A procedure, or way of dealing with this note data, might be to turn them into sound. In doing so, it may combine note data with velocity data (how hard the key was hit).
Abstraction comes in where we have a group of a few procedures that are each separately responsible for helping us generate the sound. One may select the proper instrument, based on the note data, then forward that instrument on to another which creates a representation of the sound using numbers, then forwards that on to a procedure that actually synthesizes the sound using your computer speakers.
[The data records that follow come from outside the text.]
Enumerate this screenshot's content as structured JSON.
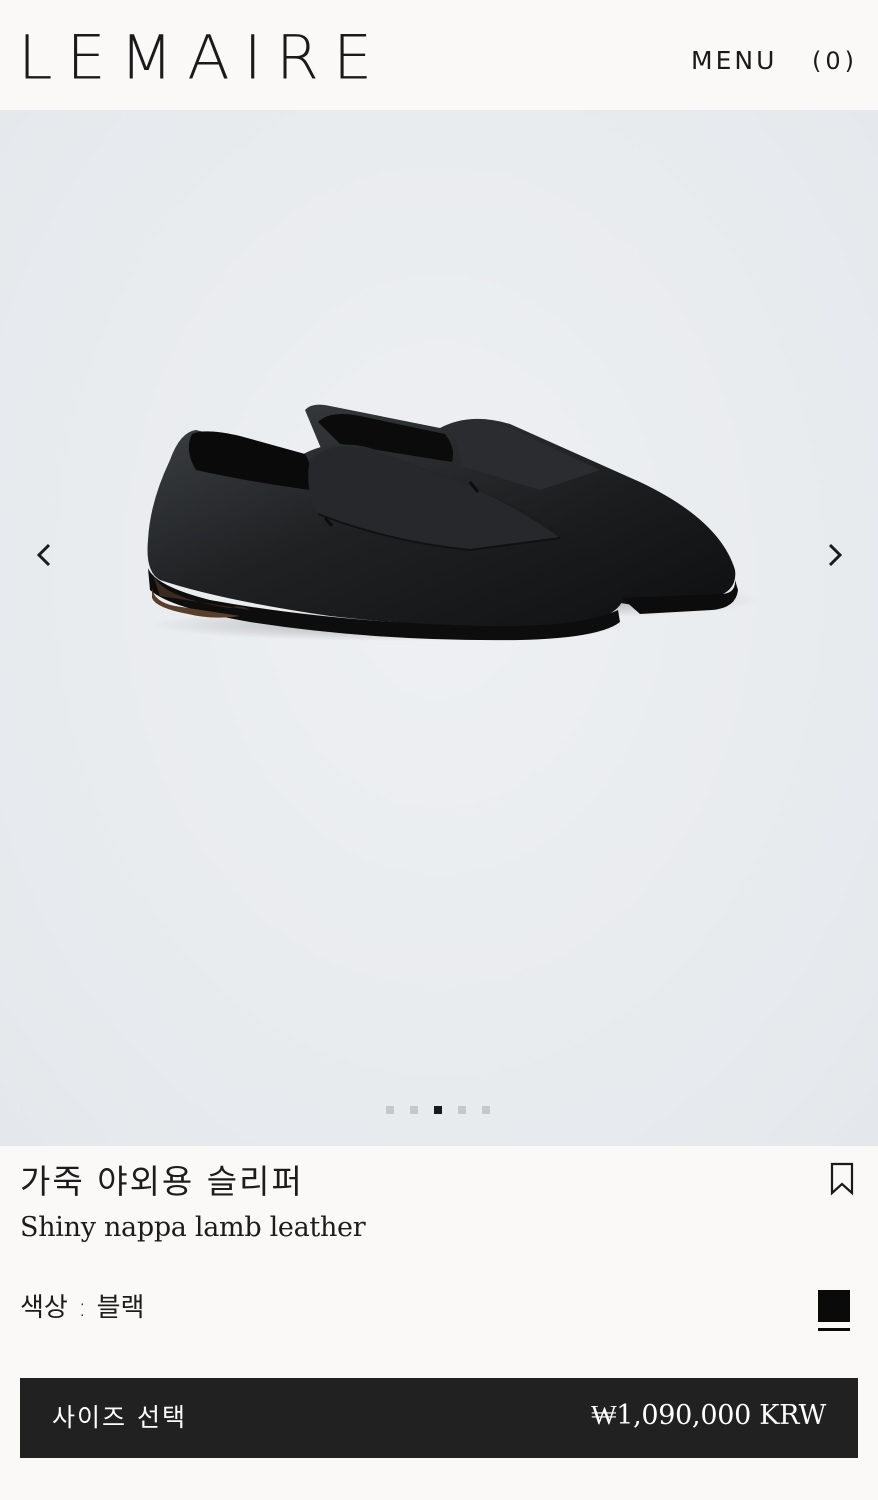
{
  "header": {
    "logo": "LEMAIRE",
    "menu_label": "MENU",
    "cart_label": "(0)"
  },
  "gallery": {
    "prev_icon": "chevron-left-icon",
    "next_icon": "chevron-right-icon",
    "image_count": 5,
    "active_index": 2
  },
  "product": {
    "name_ko": "가죽 야외용 슬리퍼",
    "material": "Shiny nappa lamb leather",
    "color_label": "색상",
    "color_separator": ":",
    "color_value": "블랙",
    "swatch_color": "#0a0a0a"
  },
  "cta": {
    "size_label": "사이즈 선택",
    "price": "₩1,090,000 KRW"
  },
  "colors": {
    "background": "#faf9f7",
    "hero_bg": "#e9ecef",
    "cta_bg": "#212121",
    "text": "#1d1d1d"
  }
}
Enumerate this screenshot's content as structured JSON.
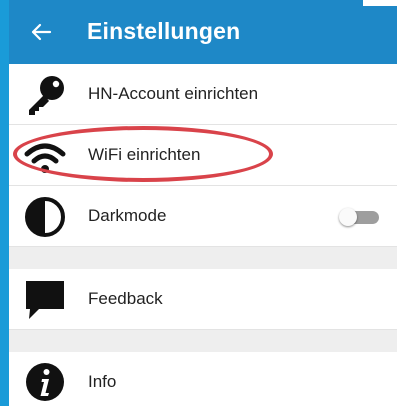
{
  "header": {
    "title": "Einstellungen",
    "back_icon": "arrow-left-icon"
  },
  "colors": {
    "appbar": "#1e88c7",
    "background": "#1a9bd8",
    "highlight": "#d9434a",
    "toggle_off": "#9e9e9e"
  },
  "settings": {
    "items": [
      {
        "label": "HN-Account einrichten",
        "icon": "key-icon"
      },
      {
        "label": "WiFi einrichten",
        "icon": "wifi-icon"
      },
      {
        "label": "Darkmode",
        "icon": "contrast-icon",
        "toggle": false
      },
      {
        "label": "Feedback",
        "icon": "speech-bubble-icon"
      },
      {
        "label": "Info",
        "icon": "info-icon"
      }
    ]
  }
}
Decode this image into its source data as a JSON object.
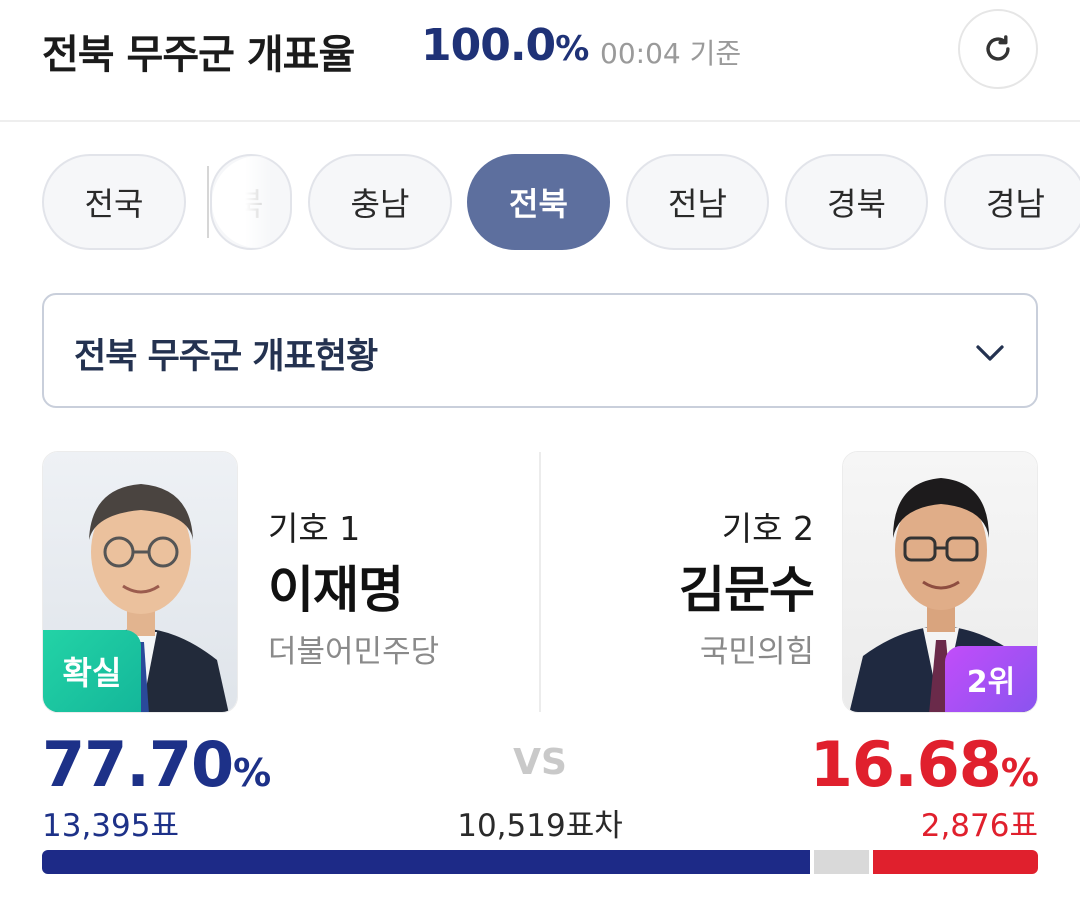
{
  "header": {
    "title": "전북 무주군 개표율",
    "count_rate": "100.0",
    "count_rate_unit": "%",
    "timestamp": "00:04 기준",
    "refresh_icon": "refresh-icon"
  },
  "regions": {
    "items": [
      {
        "label": "전국",
        "active": false
      },
      {
        "label": "북",
        "active": false,
        "partial": true
      },
      {
        "label": "충남",
        "active": false
      },
      {
        "label": "전북",
        "active": true
      },
      {
        "label": "전남",
        "active": false
      },
      {
        "label": "경북",
        "active": false
      },
      {
        "label": "경남",
        "active": false
      }
    ]
  },
  "district": {
    "selected": "전북 무주군 개표현황",
    "icon": "chevron-down-icon"
  },
  "candidates": [
    {
      "number_label": "기호 1",
      "name": "이재명",
      "party": "더불어민주당",
      "badge": "확실",
      "percent": "77.70",
      "percent_unit": "%",
      "votes": "13,395표",
      "vote_share": 0.777,
      "color": "#1d2a87"
    },
    {
      "number_label": "기호 2",
      "name": "김문수",
      "party": "국민의힘",
      "badge": "2위",
      "percent": "16.68",
      "percent_unit": "%",
      "votes": "2,876표",
      "vote_share": 0.1668,
      "color": "#e0202d"
    }
  ],
  "comparison": {
    "vs_label": "VS",
    "margin": "10,519표차",
    "other_share": 0.0562
  }
}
In Max, this is accomplished by an object, a patch, or a group of objects/patches/subpatches in a subpatch [p] object.
More About MaxMSPJitter
Types of data
(passed through patch cords)
See the patches for this week for examples!
- Bang! - means "Do it!" and usually triggers output.
- useful objects: trigger, bang (button), messagebox, loadbang, bangbang (b)
- Message
- Any group of integers, floats, and symbols separated by spaces (" ") - but NOT starting with a float or int
- Used to set parameters of an object, or tell it to do something. "set pudding" or "myname 1 2 3" are both messages.
- Useful object: zl, messagebox, pack, pak, unpack, iter, sprintf
- List
- Any group of integers, floats, and symbols separated by spaces (" ") - but STARTING with a float or int
- Useful object: zl, messagebox, pack, pak, unpack, iter, sprintf
- Integer
- A whole number.
- Useful object: int
- Float
- A floating point (decimal) number
- Useful object: float
- Symbol
- A group of letters that may or may not be a word
- Symbols are explicitly surrounded by " " if there are spaces included in
- Useful objects: sprintf, tosymbol, fromsymbol
Possible Pitfalls
Some objects use abbreviations for data types, like [trigger] ( or [t] ) and [route]. Be carefule, these abbreviations differ subtly, sometimes. For instance, you can abreviate and int as "i" in trigger, but you must write it out as "int" using route.